While the official ABS jobless rate climbed by one percentage point to reach 6.2 per cent, the number of jobs lost, and mass layoffs, paints a much starker picture of the impact of Covid-19 on job security and the broader economy.
But the impact of job losses on the property market is uncertain at best. In its April financial stability review, the Reserve Bank said that while the pandemic would impact the turnover of housing stock, it “remains unclear how this will affect residential property prices”.
The bank’s chief executive Matt Comyn said that a second lockdown could worsen joblessness and put the housing market under significant pressure.
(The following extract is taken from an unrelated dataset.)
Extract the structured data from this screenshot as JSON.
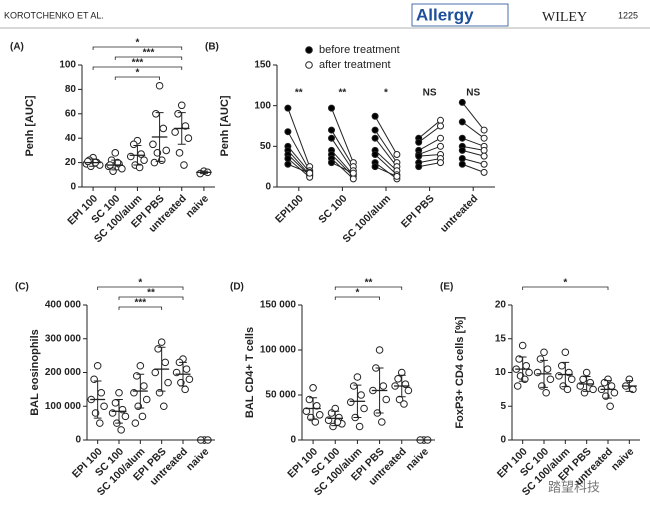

University of Sydney research fellow and economist Cameron Murray points out that unemployment is not helpful in predicting house price movements.
“The last time we had similar unemployment numbers, Sydney house prices increased 13 per cent the next year,” Murray said.
Murray said that reports of an uptick in enquiry and increasing investor interest means that it is hard to know which way prices will go.
“Don’t dismiss the possibility of a sharp boost in house prices over 2020.
“If foreign buyers come back into the market then we are in for a multi-year property upswing.”
With anecdotal evidence that there has been an increase in enquiries—Australia’s largest residential developer Stockland has reported a boost—there’s also reports of a surge in demand from Chinese buyers.
“Australia has so far managed the pandemic well and looks even more appealing to foreign buyers than in the past,” Juwai IQI executive chairman Georg Chmiel said.
“We still have strong demand from Chinese buyers for Australian property.”
Meanwhile, the sale of new homes fell to record lows in April, declining 22.8 per cent over the month according to the Housing Industry Association’s sales figures.
HIA chief economist Tim Reardon said that falling sales has pushed project cancellations to more than four times the typical rate.
“During shocks such as the GFC or the 2018 credit squeeze, the cancellation rate peaked at 17 per cent.
“In net terms, this equates to a contraction of more than 50 per cent in the volume of new building work, [which] will be felt in the second half of 2020.”